戦争など何らかの特別な需要によってもたらされた好景気。日本では主に1950~1953年の朝鮮戦争によるもの(朝鮮特需)を指す。
朝鮮特需
1950年6月に勃発した朝鮮戦争は、占領下の日本の産業にとって文字通り天佑となった。
朝鮮戦争に「国連軍」として参戦したアメリカ軍が、日本を出撃基地に、武器弾薬や軍用サービスを日本で調達したため、「特需」と呼ばれる戦時需要が発生した。
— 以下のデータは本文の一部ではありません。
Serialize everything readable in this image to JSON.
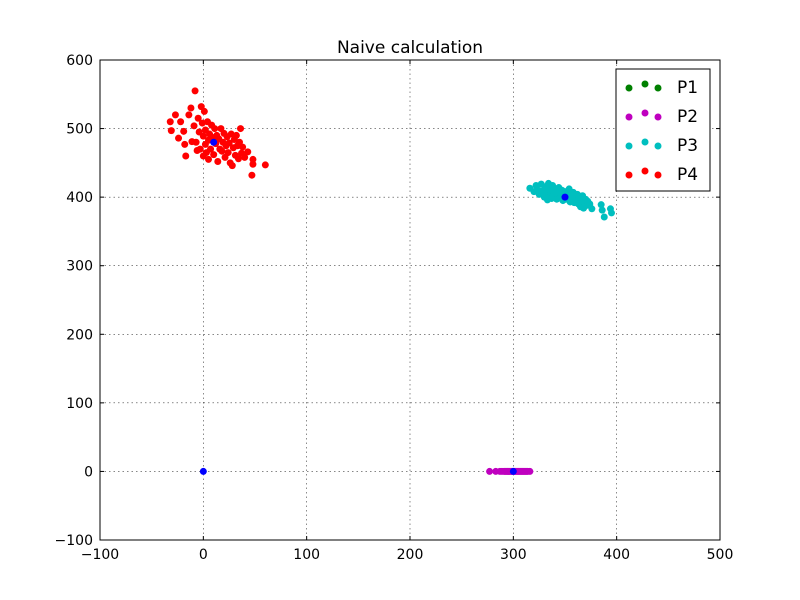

主に金属・機械工業と繊維工業が恩恵を受けたことから、「金へん・糸へん景気」と呼ばれた。
それまでの工員の職人芸で支えられていた日本の工場生産は、アメリカ軍の厳しい品質要求と大量供給の要請に応えるため、品質管理の技術をアメリカから学び、一気に近代化を遂げた。日本の工業製品の品質と生産性は目覚ましく向上、その後の日本製品飛躍の礎となった。
しかし、その一方で日本人の生活水準はまだ戦前の水準にはほど遠いものであり、特需の恩恵は一部産業に限られた。中国の共産化により、戦前の主な素材輸入先であった中国からの輸入は絶え、軍需資材の素材はアメリカ合衆国からの言い値で買わなくてはならなかったから、アメリカ軍向けの軍需売れれば売れるだけますます対米赤字が積みあがった。この特需景気によって、日本は国をあげて言わばアメリカの兵站基地と化したのである。
当時の日本はアメリカ式編制による陸軍4個師団を筆頭とする占領軍経費を「終戦処理費」として負担しており、これは各種朝鮮特需による売上の総額に匹敵する。当時のアメリカが日本を心配して復興を支援したわけではなく、現在の思いやり予算などからは想像も出来ない苛烈な現実があった。